While Chinese regulators have announced the successful removal of ICO platforms from the market, other regulators around the globe have continued efforts in bringing cryptocurrencies within the ambit of existing regulatory regimes. These have been discussed below.

  • European Union: The European Parliament has announced closer regulation of virtual currencies with respect to AML/CTF concerns. The new measures require virtual currency exchange platforms and custodian wallet providers to be registered under the European Union’s (EU) Anti-money laundering Directive, and apply customer due diligence controls, including customer verification. The changes are due to enter force three days following publication in the Official Journal of the European Union. Member states have 18 months to bring the requisite changes into national law.
  • Switzerland: In its annual report for 2017, the Swiss Financial Market Supervisory Authority (FINMA) drew attention to the high interest in fintech, particularly in relation to blockchain, cryptocurrencies and ICOs. With an almost 70% rise in the number of queries relating to fintech, FINMA noted that the asset management and funds sector especially required regulatory clarification and focus on cryptocurrency valuations, custody arrangements and how these duties are organised. ASIC currently has a fintech co-operation agreement in place with FINMA.
  • Malta: The Malta Financial Services Authority (MFSA) has released a consultation paper proposing a ‘financial instrument test’ to determine whether the cryptocurrencies in question fall within national or the EU’s regulatory scope.

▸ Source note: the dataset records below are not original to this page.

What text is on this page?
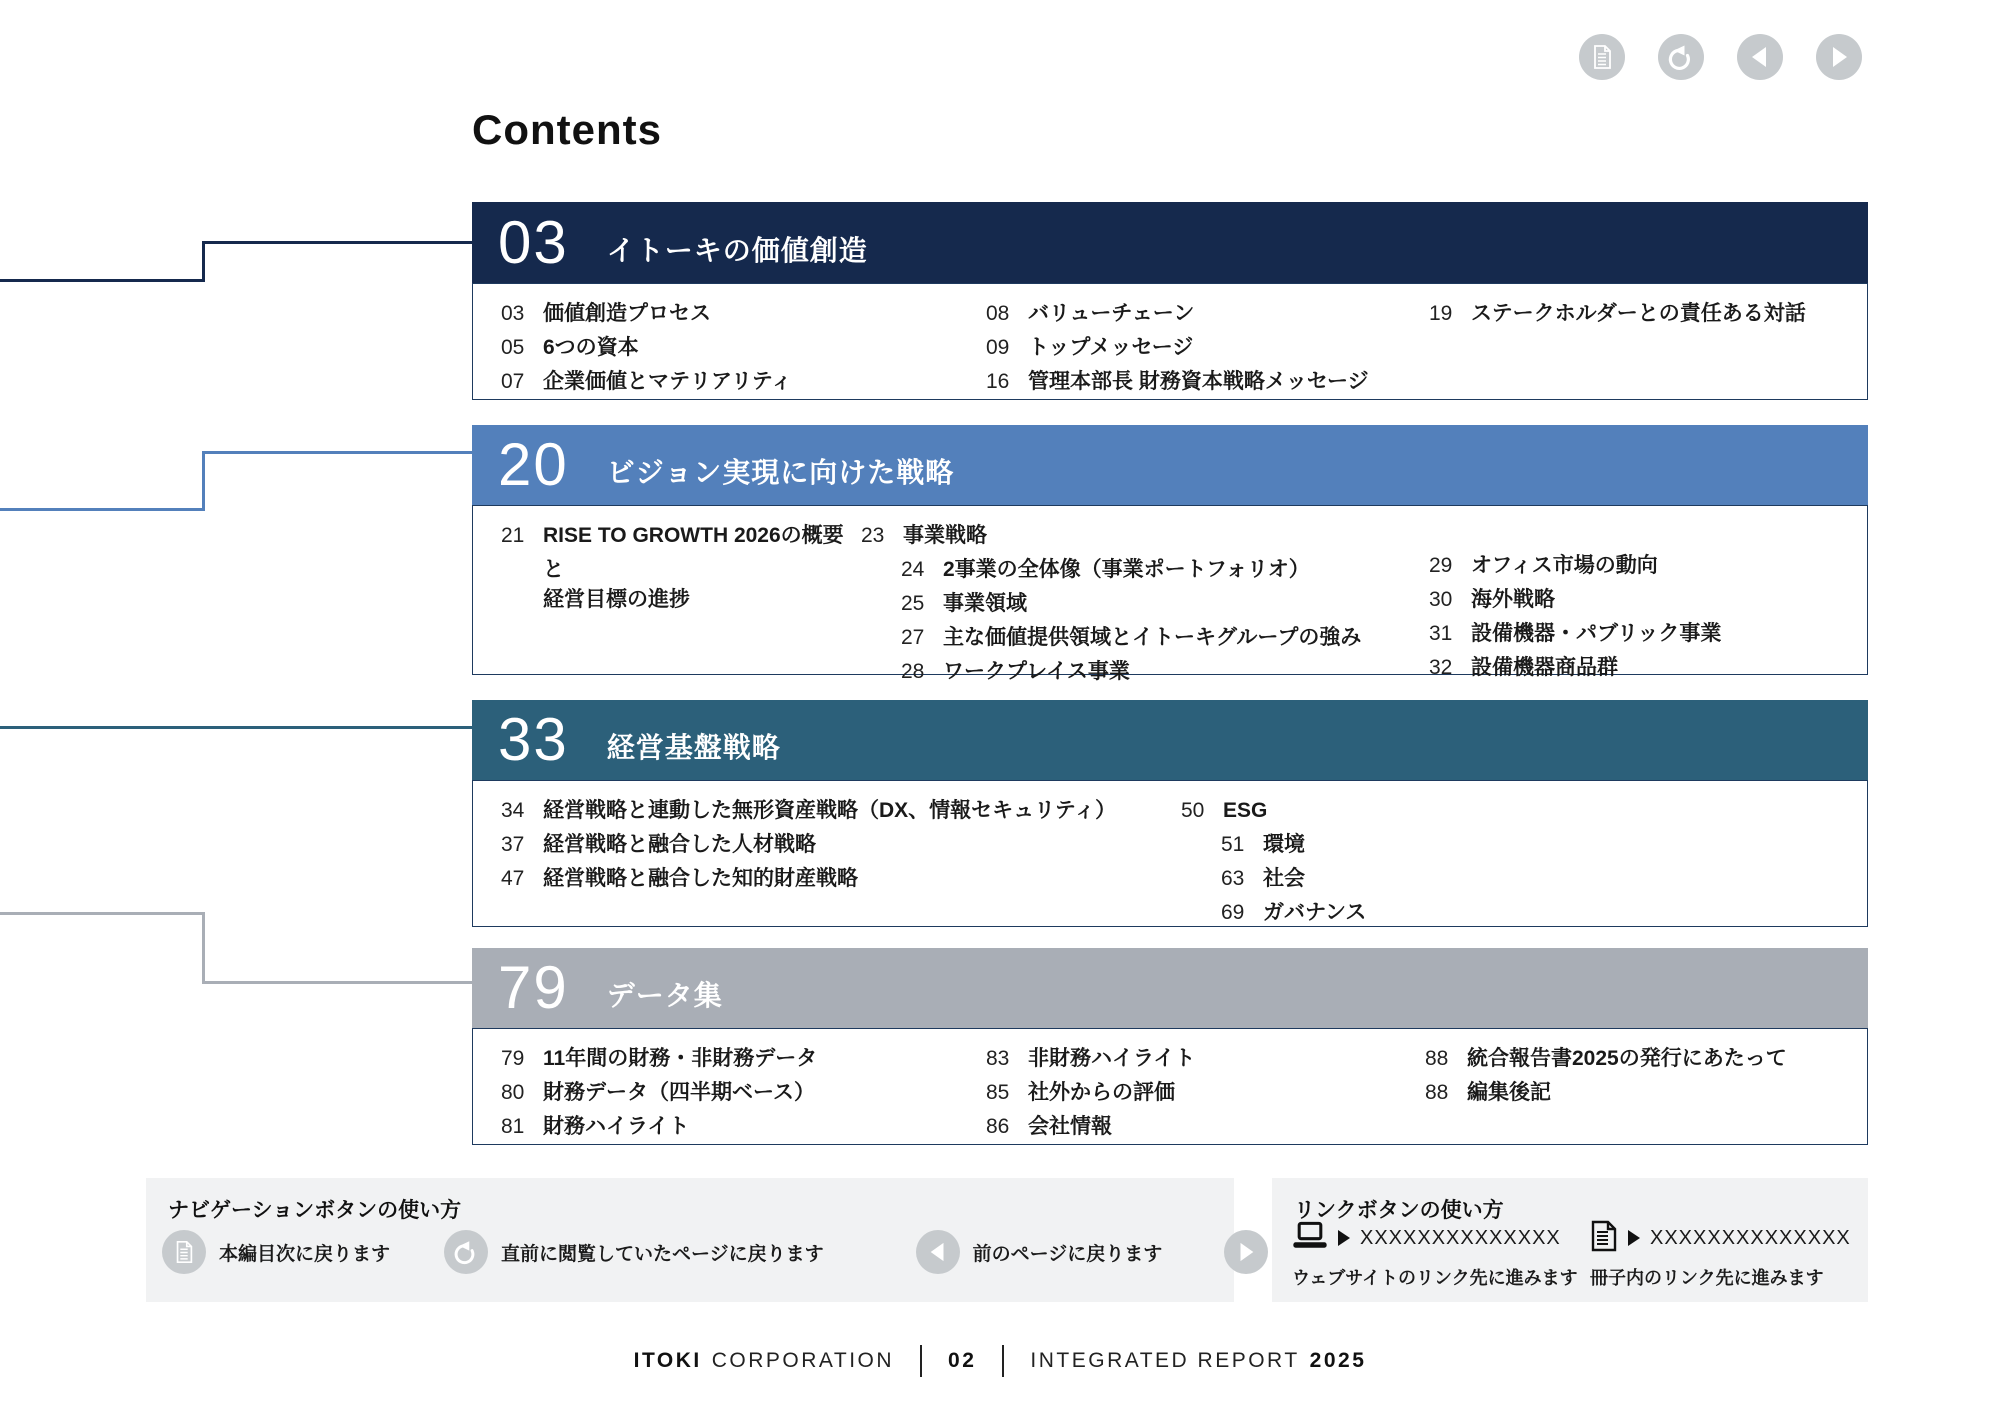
Contents
03 イトーキの価値創造
03 価値創造プロセス
05 6つの資本
07 企業価値とマテリアリティ
08 バリューチェーン
09 トップメッセージ
16 管理本部長 財務資本戦略メッセージ
19 ステークホルダーとの責任ある対話
20 ビジョン実現に向けた戦略
21 RISE TO GROWTH 2026の概要と
経営目標の進捗
23 事業戦略
24 2事業の全体像（事業ポートフォリオ）
25 事業領域
27 主な価値提供領域とイトーキグループの強み
28 ワークプレイス事業
29 オフィス市場の動向
30 海外戦略
31 設備機器・パブリック事業
32 設備機器商品群
33 経営基盤戦略
34 経営戦略と連動した無形資産戦略（DX、情報セキュリティ）
37 経営戦略と融合した人材戦略
47 経営戦略と融合した知的財産戦略
50 ESG
51 環境
63 社会
69 ガバナンス
79 データ集
79 11年間の財務・非財務データ
80 財務データ（四半期ベース）
81 財務ハイライト
83 非財務ハイライト
85 社外からの評価
86 会社情報
88 統合報告書2025の発行にあたって
88 編集後記
ナビゲーションボタンの使い方
本編目次に戻ります	直前に閲覧していたページに戻ります	前のページに戻ります
リンクボタンの使い方
XXXXXXXXXXXXXX
ウェブサイトのリンク先に進みます
XXXXXXXXXXXXXX
冊子内のリンク先に進みます
ITOKI CORPORATION	02	INTEGRATED REPORT 2025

The three-stage test would be implemented under the proposed Virtual Financial Asset Act (VFAA). The proposed stages are:
  1. Where a digital asset qualifies as a utility token, the VFAA does not apply;
  2. If paragraph 1 above does not apply and where a digital asset can be traded on a secondary market as a security, the asset comes within the regulatory scope of the EU Markets in Financial Instruments Directive; and
  3. If paragraphs 1 and 2 above do not apply, the digital asset is regulated by the proposed VFAA under Maltese law.

The consultation closes 5 May 2018.

  • Hong Kong: The Securities and Futures Commission’s (SFC) Deputy Chief Executive Office and Executive Director of Intermediaries, Julia Leung recently spoke on fundraising efforts using blockchain technology, calling many ICOs “dubious, if not downright frauds.” Acknowledging the technology’s potential in improving efficiencies and financial inclusion, Leung reiterated the SFC’s position on ICOs, being that the SFC’s securities regime is technology-neutral. Last month, the SFC halted one ICO and Leung indicated that the SFC would “continue to police the market and enforce where necessary” in conjunction with implementing investor education programs regarding the risks of ICOs.
  • Korea: The city of Seoul has begun developing its own cryptocurrency to be used for government administration, including a social benefits program. Named ‘S-Coin’, Seoul’s mayor indicated that careful consideration would need to be given to prepare institutional and legal support to implement proper usage of S-Coin. The announcement is particularly notable as South Korea remains one of a handful of jurisdictions to have implemented strict prohibitions on cryptocurrency-related activities such as ICOs.
  • India: The Reserve Bank of India has announced a prohibition on regulated banks dealing in virtual currencies or providing services facilitating dealing with or settling virtual currencies (eg, maintaining or opening accounts for exchanges dealing with virtual currencies accounts, registering, trading, settling, and clearing). One Indian company, Kali Digital Ecosystems, has already filed a petition with the High Court of Delhi over the prohibition on the basis of the prohibition being “arbitrary and unconstitutional.” Regulated banks will be expected to cease any dealings in virtual currencies in the next three months.
  • Canada: The Ontario Securities Commission (OSC) has released a draft of its Statement of Priorities for the 2018-19 financial year, with a core priority area being responsive regulation with respect to cryptocurrencies. Emphasising the significance of “minimal impacts on investors or disruptions to capital markets”, the OSC indicated, among other things, a desire to complete issue-oriented reviews in relation to cryptocurrencies, enhance guidance where offerings involve securities, and ongoing monitoring of cryptocurrency issuers, particularly those wishing to become reporting issuers. The draft Statement of Priorities is open for consultation until 28 May 2018.